Ostensibly the film is an enquiry into the longevity of surrealist ideas and their contemporary manifestation in the 1980s. Or, as the film puts it: ‘Conversations with Five Artists. Or a film originally about surrealism.’ The art movement, and Georges Bataille in particular, did see a revival of sorts over the course of the decade but the piece also opens up ideas that had been developing by way of the legacy of the 1960s, focusing on liveness, politics and spatial dynamics. Stuart Brisley had already established his name as a performance (or live-art) artist going back to the mid-1960s and John McKeon and Anne Bean here debate how unique their individual performances are, or should be.

It also probes the social usefulness and context of art with questions being raised about its institution context and labelling. For Brisley this meant partially needing the institutional framing for his art, so as to provide a context for and make sensible its form-busting qualities; whereas Jamie Reid here celebrates the opportunity to present his Sex Pistols graphic designs all around the country, on the streets and in shop fronts, via posters paid for and distributed by the record company. The sound of the Pistols’ ‘Anarchy in the UK’ playing over tracking footage of the 1981 Hayward Gallery Surrealism show – probably the starting point for the film – explodes the context for pretty much all the work featured, while also tracing lines back to the situationist international détournement collage techniques that had first inspired Jamie Reid and Malcolm McLaren.

The whole film is built out of collage and juxtaposition. Scott had used 35mm to shoot his own video footage as it played on TV monitors, highlighting the sampling that has taken place, and the work’s larger shaping and conceptual reception. The pulsing video light, with TV lines sometimes showing, plus computer graphic intertitles, lend the film something of a sinister, sci-fi feel, connecting it with fantasy and genre films from later in the decade.

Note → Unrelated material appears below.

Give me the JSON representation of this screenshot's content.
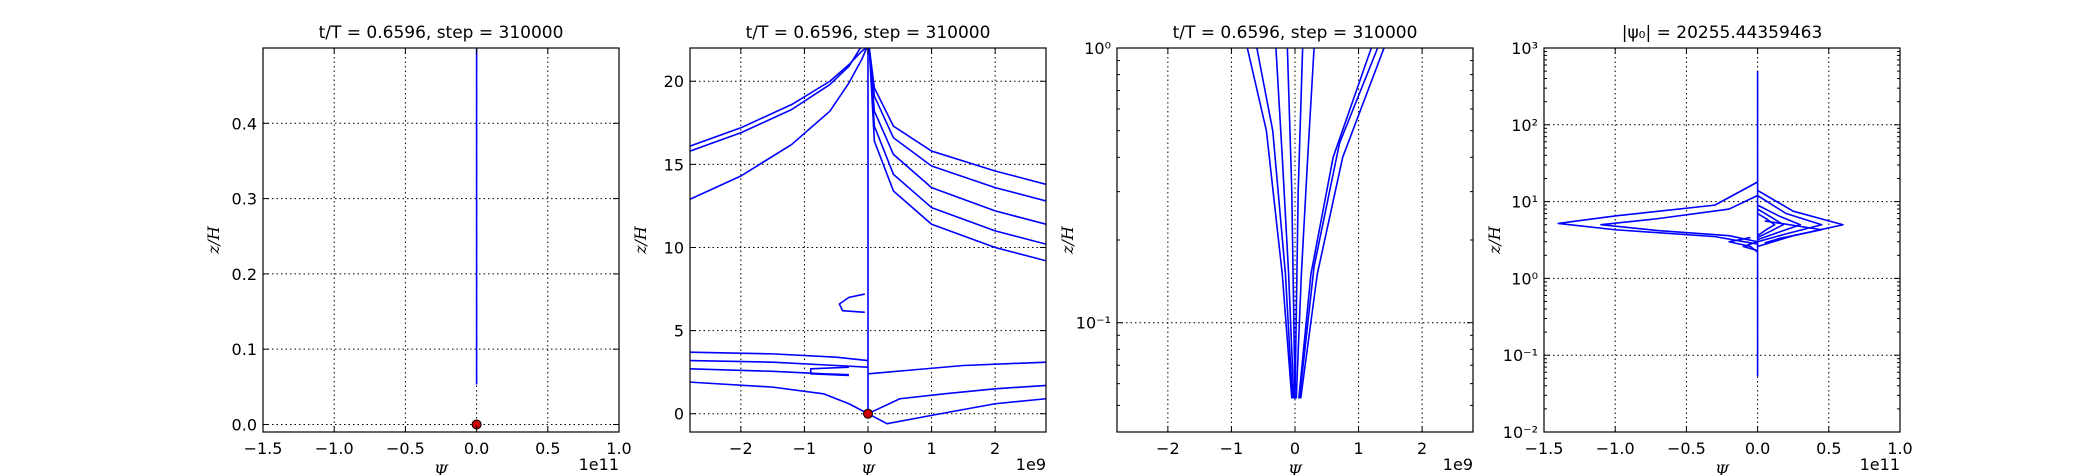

Chance, History, Art...’s looped, brittle electronic music provided by Simon Brint, latterly of Raw Sex from TV’s French and Saunders, provides further curious, unexpected twists, especially when played over footage of Jackson Pollock daubing wet paint on the ground in long, stringy blobs. Art’s strangeness and unpredictability, plus the artists dynamic relationship to their audience, are all successfully brought out. The film premiered at the 1980 London Film Festival, before then opening the brand-new ICA Cinematheque in March 1981 in connection with a retrospective of Stuart Brisley’s work in the ICA gallery.
– William Fowler

William Fowler is Curator of Artists’ Moving Image, BFI National Archive.